只要不是他朋友来的时候,自己正叉着腿玩电脑就够了。
笔记本放在茶几上,完全像是余秋自己玩的样子嘛。
非爷看了看白天没舍得吃的馒头,舌头一舔。
朕可以用膳了。
他风卷残云,心满意足地窝回沙发。
过了一阵,果然听到开门声音。
非爷打量着余秋的这个朋友。
贺方提着馒头,还提着一袋猫粮。
“靠,你还挺懂得享受!”贺方径直过去,一边搁下东西一边伸手就揪住非爷的脖颈皮,拎到了地上。
非爷似乎呆住了。
余秋的朋友,我他妈能挠他吗?
贺方这才看见非爷右后腿的一坨,骂了一声:“自己活着都困难,还养流浪猫,你这黑球倒是命好。”
“黑球?黑你妹啊!”非爷忍不了了。
“别叫唤!”贺方把袋子里的两个馒头拿出来放在盘子里,“看在你有伤的份上,继续过两天好日子。天天馒头哪里养得起,还他妈的喝烧过的水,这是把你当媳妇养着填补内心空虚吗?”
贺方骂骂咧咧地吐槽,走进厨房准备烧水。
非爷气得发抖。
媳妇……媳妇你娘哦……
贺方又出来了,拿着一把刀。
非爷准备战斗。
贺方拿刀一划,提起猫粮往已经喝干的喝水碗里倒。
他把碗放在地上,再次揪着后颈皮提溜过来,循循善诱:“来,试试,香!”
非爷挣扎着跳开了,竖起瞳仁,碧光凌厉。
贺方无语了:“你是猫吗?我没买成狗粮啊。”
“我非爷就是饿死,死蹲坑里,从水箱跳到了蹲坑洞里,也不会吃猫粮这种东西!”
“靠,叫得这么凶!瞧把你惯的。”
贺方懒得帮余秋调教他了,听到里面水开了,拎着刀回去,把水倒在洗菜盆里端出来放地上。

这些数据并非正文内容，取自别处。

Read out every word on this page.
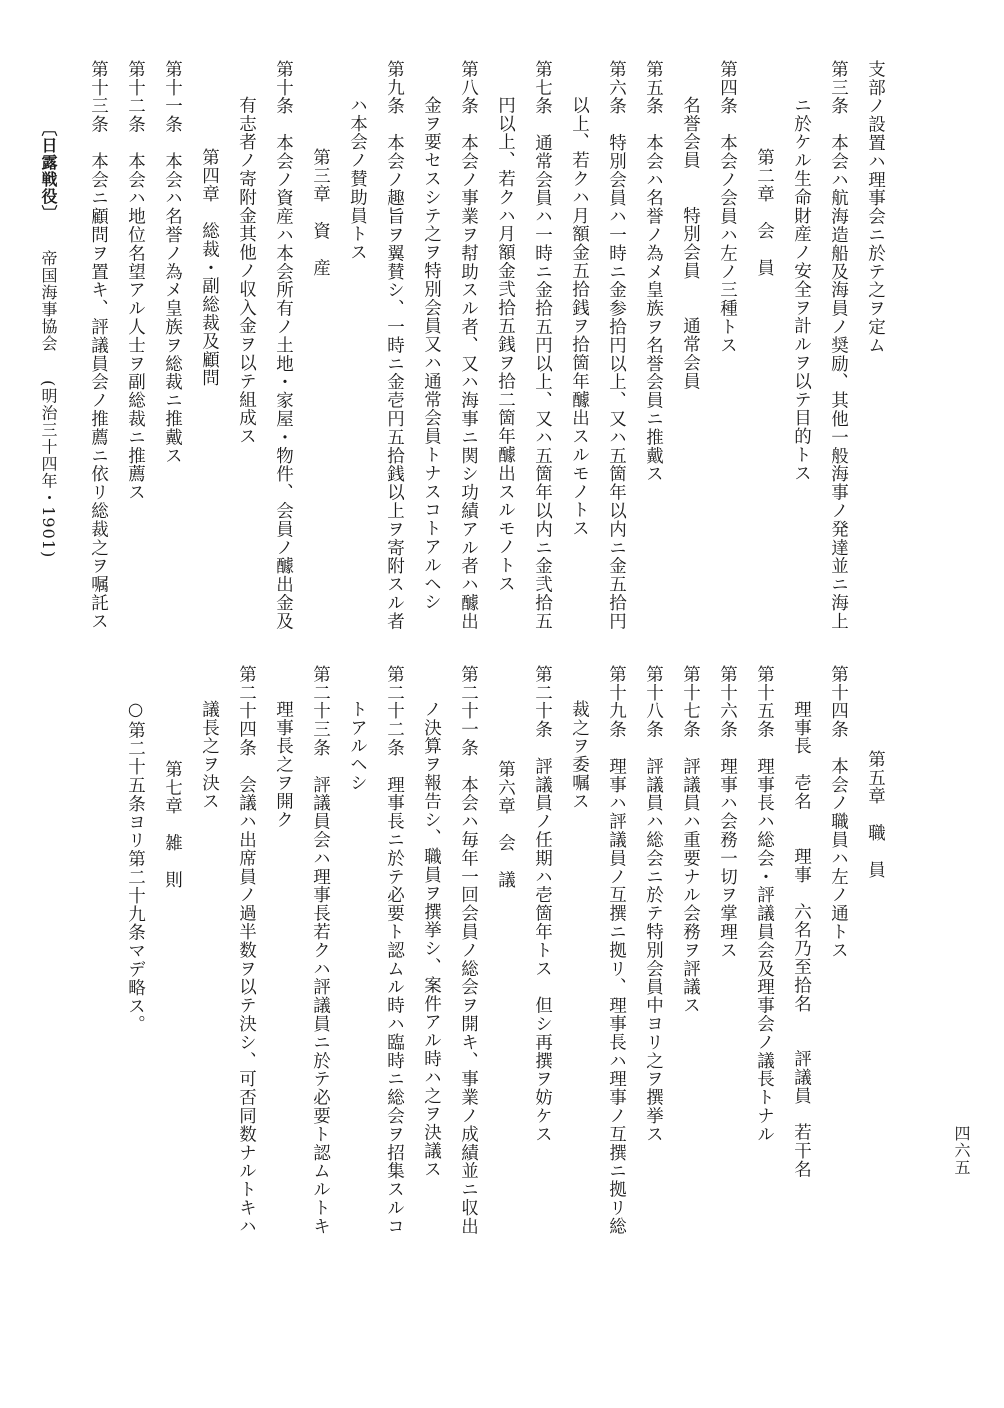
支部ノ設置ハ理事会ニ於テ之ヲ定ム
第三条　本会ハ航海造船及海員ノ奨励、其他一般海事ノ発達並ニ海上
ニ於ケル生命財産ノ安全ヲ計ルヲ以テ目的トス
第二章　会　員
第四条　本会ノ会員ハ左ノ三種トス
名誉会員　　特別会員　　通常会員
第五条　本会ハ名誉ノ為メ皇族ヲ名誉会員ニ推戴ス
第六条　特別会員ハ一時ニ金参拾円以上、又ハ五箇年以内ニ金五拾円
以上、若クハ月額金五拾銭ヲ拾箇年醵出スルモノトス
第七条　通常会員ハ一時ニ金拾五円以上、又ハ五箇年以内ニ金弐拾五
円以上、若クハ月額金弐拾五銭ヲ拾二箇年醵出スルモノトス
第八条　本会ノ事業ヲ幇助スル者、又ハ海事ニ関シ功績アル者ハ醵出
金ヲ要セスシテ之ヲ特別会員又ハ通常会員トナスコトアルヘシ
第九条　本会ノ趣旨ヲ翼賛シ、一時ニ金壱円五拾銭以上ヲ寄附スル者
ハ本会ノ賛助員トス
第三章　資　産
第十条　本会ノ資産ハ本会所有ノ土地・家屋・物件、会員ノ醵出金及
有志者ノ寄附金其他ノ収入金ヲ以テ組成ス
第四章　総裁・副総裁及顧問
第十一条　本会ハ名誉ノ為メ皇族ヲ総裁ニ推戴ス
第十二条　本会ハ地位名望アル人士ヲ副総裁ニ推薦ス
第十三条　本会ニ顧問ヲ置キ、評議員会ノ推薦ニ依リ総裁之ヲ嘱託ス
〔日露戦役〕帝国海事協会(明治三十四年・1901)
第五章　職　員
第十四条　本会ノ職員ハ左ノ通トス
理事長　壱名　　理事　六名乃至拾名　　評議員　若干名
第十五条　理事長ハ総会・評議員会及理事会ノ議長トナル
第十六条　理事ハ会務一切ヲ掌理ス
第十七条　評議員ハ重要ナル会務ヲ評議ス
第十八条　評議員ハ総会ニ於テ特別会員中ヨリ之ヲ撰挙ス
第十九条　理事ハ評議員ノ互撰ニ拠リ、理事長ハ理事ノ互撰ニ拠リ総
裁之ヲ委嘱ス
第二十条　評議員ノ任期ハ壱箇年トス　但シ再撰ヲ妨ケス
第六章　会　議
第二十一条　本会ハ毎年一回会員ノ総会ヲ開キ、事業ノ成績並ニ収出
ノ決算ヲ報告シ、職員ヲ撰挙シ、案件アル時ハ之ヲ決議ス
第二十二条　理事長ニ於テ必要ト認ムル時ハ臨時ニ総会ヲ招集スルコ
トアルヘシ
第二十三条　評議員会ハ理事長若クハ評議員ニ於テ必要ト認ムルトキ
理事長之ヲ開ク
第二十四条　会議ハ出席員ノ過半数ヲ以テ決シ、可否同数ナルトキハ
議長之ヲ決ス
第七章　雑　則
○第二十五条ヨリ第二十九条マデ略ス。
四六五
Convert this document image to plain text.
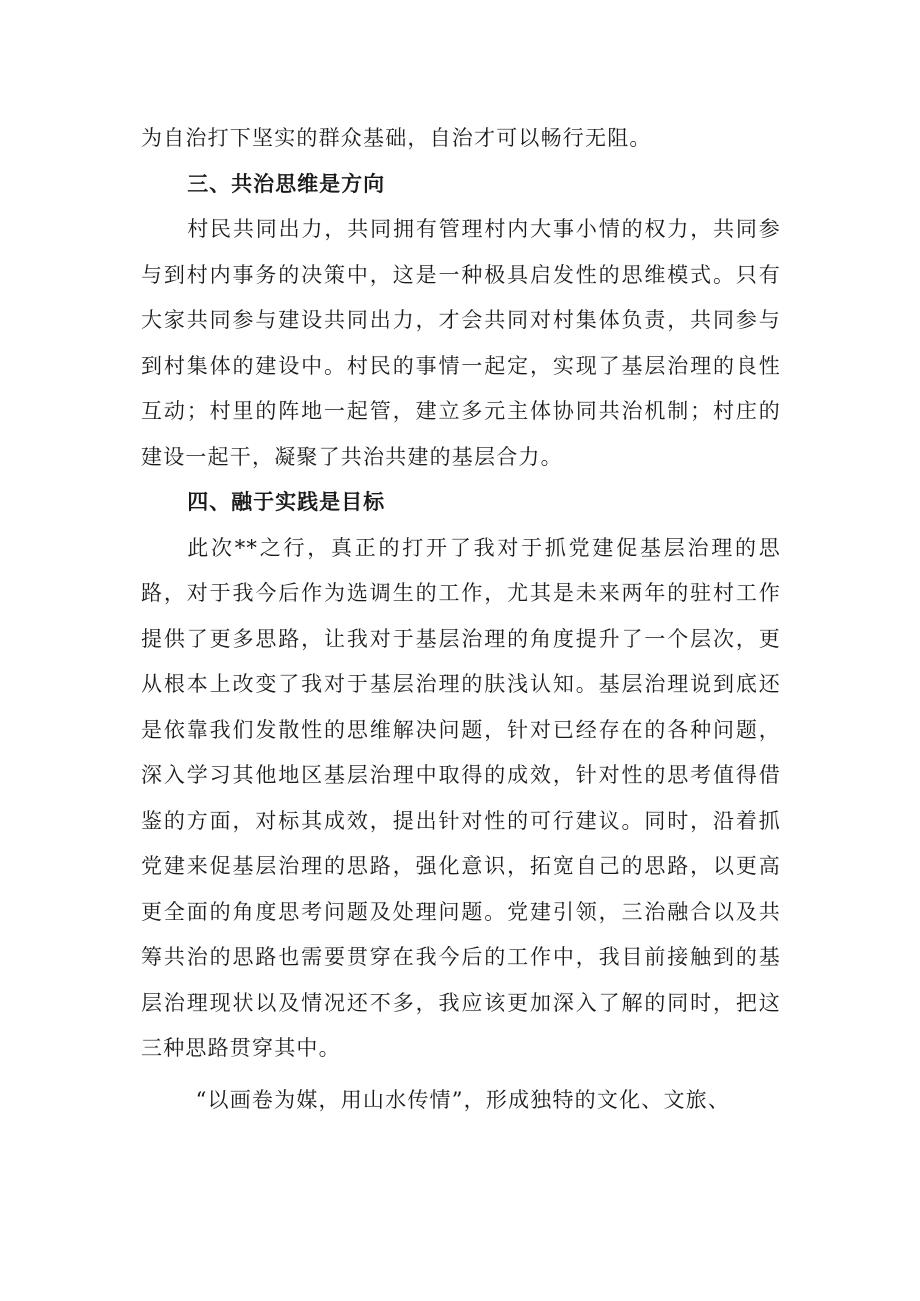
为自治打下坚实的群众基础，自治才可以畅行无阻。

三、共治思维是方向

村民共同出力，共同拥有管理村内大事小情的权力，共同参与到村内事务的决策中，这是一种极具启发性的思维模式。只有大家共同参与建设共同出力，才会共同对村集体负责，共同参与到村集体的建设中。村民的事情一起定，实现了基层治理的良性互动；村里的阵地一起管，建立多元主体协同共治机制；村庄的建设一起干，凝聚了共治共建的基层合力。

四、融于实践是目标

此次**之行，真正的打开了我对于抓党建促基层治理的思路，对于我今后作为选调生的工作，尤其是未来两年的驻村工作提供了更多思路，让我对于基层治理的角度提升了一个层次，更从根本上改变了我对于基层治理的肤浅认知。基层治理说到底还是依靠我们发散性的思维解决问题，针对已经存在的各种问题，深入学习其他地区基层治理中取得的成效，针对性的思考值得借鉴的方面，对标其成效，提出针对性的可行建议。同时，沿着抓党建来促基层治理的思路，强化意识，拓宽自己的思路，以更高更全面的角度思考问题及处理问题。党建引领，三治融合以及共筹共治的思路也需要贯穿在我今后的工作中，我目前接触到的基层治理现状以及情况还不多，我应该更加深入了解的同时，把这三种思路贯穿其中。

“以画卷为媒，用山水传情”，形成独特的文化、文旅、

抓起背包,他恶狠狠地对非爷说道:“别乱抓坏东西,老子还会再来的!”
来去如风,门关得嘎嘣响。
非爷一顿咆哮。
余秋这交的什么朋友!
你是谁老子?
你要是我老子,你岂不是生儿子没卵蛋?
你他妈的知道骂到自己了吗?
你不知道吧!“你那朋友叫什么名字?”
“贺方,怎么了?”
“哪个贺,哪个方?”
“祝贺的贺,方圆的方。”
“很好。”
“他人是很好。”
非爷用直接挂电话的方式表达了不认同。
他愤怒地码着字,给余秋这个沙雕朋友安排了一个被啪啪打脸的反派角色。
贺方,贺方。
领盒饭之前,那得先虐上千百遍!千百遍!
祝贺你。
现在你方不方?
非爷阴笑着,叫声听起来老惨了。
夜猫子在无能狂怒。
……
翌日上午十一点半,贺方提着盒饭到了医院。
他把钥匙丢到他床头,坐下来小心提防地看了看隔壁床:“那个话痨大爷出院了?”
“没有,他孙女来了,陪他下去遛弯了。”
贺方一屁股站起来:“他孙女来了?不行,我得撤,我怕他。”
“……至于吗?”
“至于啊!”贺方表情夸张,“那眼神看得我瘆人。”
“他孙女长得不错哦。”
贺方将信将疑:“真的?”
“你等等就知道了。”
贺方重新坐下来:“你别坑我。”
看了看他的药水袋,贺方问道:“还有几袋?”
“最后一袋了。”
“刚好,打完了趁热吃饭。”
余秋笑着问他:“昨天你成功了吗?”
“你说要钱吗?”贺方笑得贼,“那肯定,儿子求上进,老子哪能不支持?”
“服了你。”余秋轻声说道,“加油吧。”
贺方瞅着他:“你不是一向乐观的吗?怎么现在挺没心气的感觉,这声加油说得都没劲。”
“可能是病了,想得多。”余秋坦然说道,“不然我也不会开始思考,是不是离开电视台。”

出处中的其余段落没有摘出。